Ouch! What Was That?
Most women experience round ligament discomfort, a dull ache or sharp pain on one side of their lower abdomen, during their second trimester. That’s when the weight of the baby is significant enough to start pulling on the round ligaments, stretching them too quickly, and tugging at the sensitive nerves in your groin where they attach. Obstetrician Dr. John Wilters, an OB-GYN and Chief of Staff at Centennial Medical Center in Nashville, Tennessee, says most women don’t notice round ligament pain until at least 8 weeks gestation. “The uterus is still its normal size before that point,” he says. By the third trimester, the thick bands of fiber have been stretched and thinned, so they have a bit more “give” and aren’t as tender as they were a few weeks before.
Round ligament pain is usually felt to the right or left side of the uterus and occurs frequently when moms-to-be make sudden movements like standing up, laughing, coughing, turning quickly, or rolling over. “If someone comes in at 18 weeks with discomfort in the right lower quadrant of their abdomen, you suspect round ligament pain,” says Dr. Wilters.
Could This Be Serious?
If the ache in your belly doesn’t ease with rest or if it’s bad enough to bring tears to your eyes, it may be something more serious like an ovarian cyst, urinary tract infection, or appendicitis, which also presents itself with a pain on the right side of the abdomen.
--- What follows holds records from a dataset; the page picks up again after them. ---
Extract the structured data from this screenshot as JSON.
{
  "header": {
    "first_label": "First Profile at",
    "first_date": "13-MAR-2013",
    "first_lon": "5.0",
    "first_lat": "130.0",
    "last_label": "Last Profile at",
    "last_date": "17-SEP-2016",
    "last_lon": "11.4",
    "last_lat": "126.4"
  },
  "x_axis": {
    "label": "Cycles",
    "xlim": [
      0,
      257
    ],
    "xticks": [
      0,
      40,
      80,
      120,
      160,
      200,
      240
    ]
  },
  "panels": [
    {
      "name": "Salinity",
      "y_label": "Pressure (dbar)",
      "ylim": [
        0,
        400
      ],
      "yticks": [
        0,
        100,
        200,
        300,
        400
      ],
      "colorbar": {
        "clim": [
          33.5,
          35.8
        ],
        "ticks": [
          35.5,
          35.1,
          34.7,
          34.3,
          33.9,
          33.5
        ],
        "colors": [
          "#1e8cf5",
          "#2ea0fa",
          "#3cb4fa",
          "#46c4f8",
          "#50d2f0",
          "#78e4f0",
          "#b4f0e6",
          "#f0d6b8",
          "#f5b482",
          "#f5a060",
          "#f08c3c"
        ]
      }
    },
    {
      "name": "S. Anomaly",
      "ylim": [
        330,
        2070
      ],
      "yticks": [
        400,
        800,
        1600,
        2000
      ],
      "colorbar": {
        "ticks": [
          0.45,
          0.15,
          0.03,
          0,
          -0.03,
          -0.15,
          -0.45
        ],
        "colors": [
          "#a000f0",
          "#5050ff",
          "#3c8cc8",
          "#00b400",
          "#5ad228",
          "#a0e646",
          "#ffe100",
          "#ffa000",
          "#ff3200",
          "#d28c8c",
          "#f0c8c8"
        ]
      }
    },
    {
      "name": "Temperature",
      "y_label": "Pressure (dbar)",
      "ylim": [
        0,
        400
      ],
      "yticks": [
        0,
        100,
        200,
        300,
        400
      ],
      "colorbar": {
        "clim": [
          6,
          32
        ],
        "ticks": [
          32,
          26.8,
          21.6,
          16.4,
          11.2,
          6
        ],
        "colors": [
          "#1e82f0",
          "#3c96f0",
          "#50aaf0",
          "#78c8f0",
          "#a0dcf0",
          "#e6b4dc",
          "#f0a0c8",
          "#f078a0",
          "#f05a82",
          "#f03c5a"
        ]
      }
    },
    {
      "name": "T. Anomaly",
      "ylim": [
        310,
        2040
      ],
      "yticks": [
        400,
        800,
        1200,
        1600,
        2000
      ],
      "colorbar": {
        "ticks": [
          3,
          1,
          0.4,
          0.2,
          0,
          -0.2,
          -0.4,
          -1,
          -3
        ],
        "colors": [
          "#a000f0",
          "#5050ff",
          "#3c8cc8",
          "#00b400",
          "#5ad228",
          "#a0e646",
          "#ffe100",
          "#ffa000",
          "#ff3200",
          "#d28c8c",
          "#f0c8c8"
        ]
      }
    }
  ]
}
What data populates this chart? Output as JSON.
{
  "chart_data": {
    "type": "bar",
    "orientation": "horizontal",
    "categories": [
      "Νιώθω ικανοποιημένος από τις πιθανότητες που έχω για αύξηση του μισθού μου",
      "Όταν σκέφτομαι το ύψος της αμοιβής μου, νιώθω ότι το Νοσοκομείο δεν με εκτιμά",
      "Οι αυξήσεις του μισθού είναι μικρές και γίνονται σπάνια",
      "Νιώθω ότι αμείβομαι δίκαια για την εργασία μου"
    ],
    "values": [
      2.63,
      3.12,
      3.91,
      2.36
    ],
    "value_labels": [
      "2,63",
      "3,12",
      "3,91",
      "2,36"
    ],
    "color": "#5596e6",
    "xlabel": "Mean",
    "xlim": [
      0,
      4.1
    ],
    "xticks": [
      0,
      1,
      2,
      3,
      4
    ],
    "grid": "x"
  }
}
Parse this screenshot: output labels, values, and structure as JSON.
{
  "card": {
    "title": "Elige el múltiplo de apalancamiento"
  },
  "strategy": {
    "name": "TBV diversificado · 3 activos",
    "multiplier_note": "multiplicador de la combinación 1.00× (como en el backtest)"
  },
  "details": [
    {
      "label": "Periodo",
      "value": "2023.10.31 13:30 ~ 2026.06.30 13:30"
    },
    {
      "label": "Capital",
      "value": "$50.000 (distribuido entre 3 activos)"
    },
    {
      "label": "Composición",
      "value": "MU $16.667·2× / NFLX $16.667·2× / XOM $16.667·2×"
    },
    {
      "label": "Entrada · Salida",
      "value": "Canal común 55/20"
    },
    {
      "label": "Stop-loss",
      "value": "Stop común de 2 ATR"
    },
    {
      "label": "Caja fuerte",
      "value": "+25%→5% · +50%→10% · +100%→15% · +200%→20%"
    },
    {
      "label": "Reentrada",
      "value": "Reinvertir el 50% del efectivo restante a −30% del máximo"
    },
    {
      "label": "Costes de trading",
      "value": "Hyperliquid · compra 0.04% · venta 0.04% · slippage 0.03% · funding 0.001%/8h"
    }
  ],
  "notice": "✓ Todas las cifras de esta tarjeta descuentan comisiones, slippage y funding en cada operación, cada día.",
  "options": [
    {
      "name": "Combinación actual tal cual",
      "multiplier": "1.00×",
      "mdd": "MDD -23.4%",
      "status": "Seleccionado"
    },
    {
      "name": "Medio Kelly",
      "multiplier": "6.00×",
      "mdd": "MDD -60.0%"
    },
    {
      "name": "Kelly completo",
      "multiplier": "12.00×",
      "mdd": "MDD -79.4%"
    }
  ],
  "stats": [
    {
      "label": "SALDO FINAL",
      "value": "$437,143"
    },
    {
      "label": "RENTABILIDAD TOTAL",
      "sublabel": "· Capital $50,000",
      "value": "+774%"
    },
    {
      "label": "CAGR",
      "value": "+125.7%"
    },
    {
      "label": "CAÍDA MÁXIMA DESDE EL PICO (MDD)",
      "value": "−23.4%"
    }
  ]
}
“Round ligament strain should not double you over in pain, shouldn’t cause a fever, or make you nauseous,” says Dr. Wilters. It shouldn’t cause painful urination or a vaginal discharge either. If you have any of these symptoms, call your OB-GYN for advice or go to the emergency room.
Labor or Ligaments?
Round ligament pain tends to show up in the second trimester, while labor pains almost always show up in the third. But early labor is still a possibility, so how can you tell the difference? Labor pains are usually centrally located and will come and go like a belt tightening around your midsection. Round ligament pain tends to occur on one side, and it will catch you suddenly when you move. Or it feels like a constant dull ache.
Prevention and Relief
While there are no exercises and no medication to prevent round ligament discomfort, some women find they can avoid a sharp pain by moving slowly when they sit, stand, or roll over. Dr. Wilters recommends wearing a maternity belt or girdle for support. “I’ve been a firm believer in them for years,” he says. “Maternity belts support the uterus and keep the abdominal muscles taut.”
You may find relief by slipping into a warm bath or simply shifting positions. For instance, if you feel pain on one side, try gently rolling over to the other. Ibuprofen isn’t recommended for pregnant women, but check with your doctor to see if acetaminophen is allowed. Luckily, the round ligament pain usually eases by the third trimester, and most women only experience it with their first or second pregnancies. And some moms never feel it at all!